Há cerca de 15 anos, eu tive o primeiro contato com a questão animal. Passei a questionar se o consumo de carnes era realmente necessário e, então, resolvi virar vegetariano. No início, no auge da adolescência, lendo artigos e mais artigos de política, estava “inflado” de ativismo. Junto com uns amigos (que hoje, a maioria, nem é mais vegetariana – nada contra, claro, foi só para informar) fizemos passeatas, distribuição de panfletos, organizamos piqueniques etc.
Éramos bastante politizados em relação aos Direitos dos Animais. Como esse assunto tinha (e tem) um viés bastante político (relação de consumo, questões ambientais, só para citar os principais), acabamos tendo um “direcionamento” para a esquerda. E esse direcionamento fez com que eu tivesse acesso a outros problemas. Um deles foi a descriminalização do aborto. Meti a cara para estudar sobre o tema.
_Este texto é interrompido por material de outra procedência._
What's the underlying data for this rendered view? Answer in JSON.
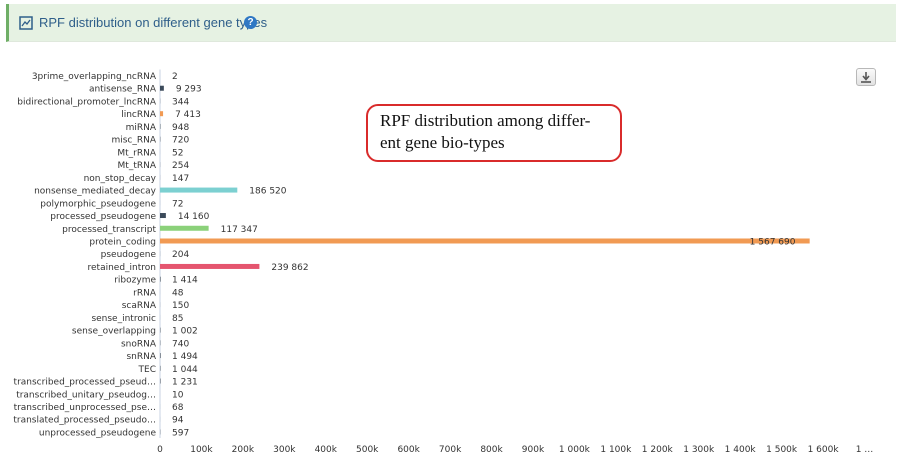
{
  "header": {
    "title": "RPF distribution on different gene types",
    "help_glyph": "?"
  },
  "annotation": {
    "line1": "RPF distribution among differ-",
    "line2": "ent gene bio-types"
  },
  "colors": {
    "accent_green": "#6fae66",
    "header_bg": "#e6f2e3",
    "bar_blue_dark": "#3b4a5a",
    "bar_orange": "#f19a53",
    "bar_teal": "#7cd0d1",
    "bar_green": "#8bd17a",
    "bar_red": "#e5556f",
    "annotation_border": "#d92b2b"
  },
  "chart_data": {
    "type": "bar",
    "orientation": "horizontal",
    "title": "RPF distribution on different gene types",
    "categories": [
      "3prime_overlapping_ncRNA",
      "antisense_RNA",
      "bidirectional_promoter_lncRNA",
      "lincRNA",
      "miRNA",
      "misc_RNA",
      "Mt_rRNA",
      "Mt_tRNA",
      "non_stop_decay",
      "nonsense_mediated_decay",
      "polymorphic_pseudogene",
      "processed_pseudogene",
      "processed_transcript",
      "protein_coding",
      "pseudogene",
      "retained_intron",
      "ribozyme",
      "rRNA",
      "scaRNA",
      "sense_intronic",
      "sense_overlapping",
      "snoRNA",
      "snRNA",
      "TEC",
      "transcribed_processed_pseud…",
      "transcribed_unitary_pseudog…",
      "transcribed_unprocessed_pse…",
      "translated_processed_pseudo…",
      "unprocessed_pseudogene"
    ],
    "values": [
      2,
      9293,
      344,
      7413,
      948,
      720,
      52,
      254,
      147,
      186520,
      72,
      14160,
      117347,
      1567690,
      204,
      239862,
      1414,
      48,
      150,
      85,
      1002,
      740,
      1494,
      1044,
      1231,
      10,
      68,
      94,
      597
    ],
    "value_labels": [
      "2",
      "9 293",
      "344",
      "7 413",
      "948",
      "720",
      "52",
      "254",
      "147",
      "186 520",
      "72",
      "14 160",
      "117 347",
      "1 567 690",
      "204",
      "239 862",
      "1 414",
      "48",
      "150",
      "85",
      "1 002",
      "740",
      "1 494",
      "1 044",
      "1 231",
      "10",
      "68",
      "94",
      "597"
    ],
    "bar_colors": [
      "#3b4a5a",
      "#3b4a5a",
      "#3b4a5a",
      "#f19a53",
      "#3b4a5a",
      "#3b4a5a",
      "#3b4a5a",
      "#3b4a5a",
      "#3b4a5a",
      "#7cd0d1",
      "#3b4a5a",
      "#3b4a5a",
      "#8bd17a",
      "#f19a53",
      "#3b4a5a",
      "#e5556f",
      "#3b4a5a",
      "#3b4a5a",
      "#3b4a5a",
      "#3b4a5a",
      "#3b4a5a",
      "#3b4a5a",
      "#3b4a5a",
      "#3b4a5a",
      "#3b4a5a",
      "#3b4a5a",
      "#3b4a5a",
      "#3b4a5a",
      "#3b4a5a"
    ],
    "xlim": [
      0,
      1700000
    ],
    "x_ticks": [
      "0",
      "100k",
      "200k",
      "300k",
      "400k",
      "500k",
      "600k",
      "700k",
      "800k",
      "900k",
      "1 000k",
      "1 100k",
      "1 200k",
      "1 300k",
      "1 400k",
      "1 500k",
      "1 600k",
      "1 …"
    ],
    "grid": false,
    "legend": "none"
  }
}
Na época, a rede social Orkut estava no auge e lá tinha uma comunidade sobre o tema e todo dia eram discussões, debates, troca de informações, textos, enfim, um acervo riquíssimo no assunto – que foi perdido com o banimento da comunidade (que sempre era apagada após denuncias de apologia ao aborto).
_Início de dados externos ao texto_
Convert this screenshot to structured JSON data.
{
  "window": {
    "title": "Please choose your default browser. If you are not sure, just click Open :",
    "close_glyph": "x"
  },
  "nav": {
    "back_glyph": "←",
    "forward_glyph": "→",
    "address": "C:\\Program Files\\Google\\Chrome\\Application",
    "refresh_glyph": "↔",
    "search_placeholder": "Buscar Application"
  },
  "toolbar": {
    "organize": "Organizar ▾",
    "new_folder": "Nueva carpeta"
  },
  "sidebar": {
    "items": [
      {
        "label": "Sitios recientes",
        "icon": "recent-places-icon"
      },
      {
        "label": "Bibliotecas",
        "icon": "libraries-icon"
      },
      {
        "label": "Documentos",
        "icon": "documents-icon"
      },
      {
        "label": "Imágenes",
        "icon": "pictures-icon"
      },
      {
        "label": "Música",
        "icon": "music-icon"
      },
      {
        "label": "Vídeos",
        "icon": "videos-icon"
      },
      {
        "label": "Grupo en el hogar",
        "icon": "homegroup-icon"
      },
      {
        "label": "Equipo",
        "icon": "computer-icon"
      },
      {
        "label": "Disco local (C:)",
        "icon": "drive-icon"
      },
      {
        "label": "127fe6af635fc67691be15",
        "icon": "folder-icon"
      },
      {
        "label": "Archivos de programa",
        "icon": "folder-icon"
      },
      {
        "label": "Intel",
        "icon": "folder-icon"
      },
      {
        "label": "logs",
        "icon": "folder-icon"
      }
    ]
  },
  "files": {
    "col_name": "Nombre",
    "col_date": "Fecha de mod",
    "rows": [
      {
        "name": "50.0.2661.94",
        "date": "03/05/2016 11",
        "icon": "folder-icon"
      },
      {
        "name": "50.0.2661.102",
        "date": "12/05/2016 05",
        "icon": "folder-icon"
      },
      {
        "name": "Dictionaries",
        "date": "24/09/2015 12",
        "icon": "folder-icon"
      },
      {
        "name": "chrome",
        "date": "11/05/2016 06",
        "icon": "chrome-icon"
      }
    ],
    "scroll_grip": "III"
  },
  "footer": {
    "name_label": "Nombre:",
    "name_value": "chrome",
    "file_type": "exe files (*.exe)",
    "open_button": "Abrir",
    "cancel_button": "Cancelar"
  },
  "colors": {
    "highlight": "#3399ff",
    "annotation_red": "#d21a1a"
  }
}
Ao mesmo tempo que estava completamente articulado com a descriminalização do aborto, passei a questionar se meu ativismo vegetariano era verdadeiro. Ora, como eu poderia ser contra à matança de animais e, ao mesmo tempo, a favor da matança de fetos? Seria um especismo às avessas? E se eu fosse contra à descriminalização do aborto? Estaria sendo a favor da morte de mulheres.
Esse dilema me perseguiu por alguns anos até que decidi escolher um lado e não ficar mais em cima do muro. Amo os animais, sou vegano, mas não consigo ignorar a morte de mulheres em relação ao aborto. Por conta disso passei a suprimir a causa animal.
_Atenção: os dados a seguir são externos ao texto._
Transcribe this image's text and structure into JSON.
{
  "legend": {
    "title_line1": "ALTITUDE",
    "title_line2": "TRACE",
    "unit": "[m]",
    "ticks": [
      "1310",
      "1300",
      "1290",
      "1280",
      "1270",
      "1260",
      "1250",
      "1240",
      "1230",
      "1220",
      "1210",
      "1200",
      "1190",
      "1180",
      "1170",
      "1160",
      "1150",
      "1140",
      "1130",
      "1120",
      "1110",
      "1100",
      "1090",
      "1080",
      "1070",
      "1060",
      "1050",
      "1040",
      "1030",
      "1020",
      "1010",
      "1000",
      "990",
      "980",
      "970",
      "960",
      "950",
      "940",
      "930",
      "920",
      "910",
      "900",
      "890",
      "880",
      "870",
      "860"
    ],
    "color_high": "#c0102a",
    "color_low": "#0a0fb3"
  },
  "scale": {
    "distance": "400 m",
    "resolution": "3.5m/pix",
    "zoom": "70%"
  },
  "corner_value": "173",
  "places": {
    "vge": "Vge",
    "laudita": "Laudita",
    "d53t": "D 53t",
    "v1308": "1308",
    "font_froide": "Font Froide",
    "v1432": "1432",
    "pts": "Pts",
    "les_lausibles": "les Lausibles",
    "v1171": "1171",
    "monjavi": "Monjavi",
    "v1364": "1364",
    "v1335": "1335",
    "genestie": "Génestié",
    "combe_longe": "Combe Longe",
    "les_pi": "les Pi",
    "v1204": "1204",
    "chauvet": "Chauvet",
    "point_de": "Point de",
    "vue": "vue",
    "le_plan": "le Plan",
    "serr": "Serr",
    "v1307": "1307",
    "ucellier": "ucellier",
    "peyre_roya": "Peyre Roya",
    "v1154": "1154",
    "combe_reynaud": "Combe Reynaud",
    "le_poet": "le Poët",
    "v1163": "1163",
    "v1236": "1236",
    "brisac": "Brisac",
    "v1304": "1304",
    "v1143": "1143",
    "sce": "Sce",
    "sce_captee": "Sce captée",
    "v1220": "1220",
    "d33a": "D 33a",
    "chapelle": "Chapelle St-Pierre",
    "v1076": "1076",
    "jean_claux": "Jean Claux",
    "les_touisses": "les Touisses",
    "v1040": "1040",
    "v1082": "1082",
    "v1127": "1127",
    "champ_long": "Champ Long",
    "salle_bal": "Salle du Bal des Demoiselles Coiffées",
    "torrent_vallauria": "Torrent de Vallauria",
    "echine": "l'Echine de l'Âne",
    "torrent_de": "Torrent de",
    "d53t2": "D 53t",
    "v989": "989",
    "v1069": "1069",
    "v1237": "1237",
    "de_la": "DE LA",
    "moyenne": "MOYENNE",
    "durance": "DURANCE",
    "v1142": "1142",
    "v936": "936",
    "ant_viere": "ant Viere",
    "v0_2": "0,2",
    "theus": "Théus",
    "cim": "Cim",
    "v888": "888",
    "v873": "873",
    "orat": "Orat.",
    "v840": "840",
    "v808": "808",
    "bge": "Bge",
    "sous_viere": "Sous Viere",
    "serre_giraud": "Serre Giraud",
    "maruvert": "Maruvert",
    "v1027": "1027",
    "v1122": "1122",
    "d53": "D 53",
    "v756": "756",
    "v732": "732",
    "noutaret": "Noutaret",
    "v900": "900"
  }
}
Fui acusado por ativistas dos direitos dos animais de ser “acomodado” por não participar das manifestações. Certa vez, após um desses atos, comentei que a “Revolução Vegana” é uma revolução burguesa. Quase fui apedrejado. No outro dia, saiu uma matéria num jornal sobre o ato. No final, havia o comentário de uma pessoa que passou na frente do ato e disse mais ou menos assim: “Eu acho legal isso de não maltratar os animais, mas e o leite? O que eu vou dar pros meus meninos de manhã?”. Quando comentei isso, muito dos que me criticaram, se calaram.
Por outro lado, falando em relação ao aborto, mulheres morrem todos os dias tentando fazer aborto. Mulheres pobres morrendo com o famoso “chá” ou mesmo enfiando em seus úteros cabides ou mesmo arame farpado; mulheres de classe média alimentando o mercado negro de Cytotec (medicamento para tratamento de úlcera, mas que é usado como abortivo) e de clínicas clandestinas. Enquanto isso, mulheres ricas abortando a bel prazer em clínicas de reprodução assistida (Fertilização In Vitro) – nunca vi um grupo pró-vida fazendo manifestação na frente de uma. A luta pela descriminalização do aborto não é somente uma luta para evitar mortes de mulheres; é também uma luta contra a opressão que elas sofrem diariamente.
Enfim, para mim, a vida de uma mulher vale mais que a de um animal.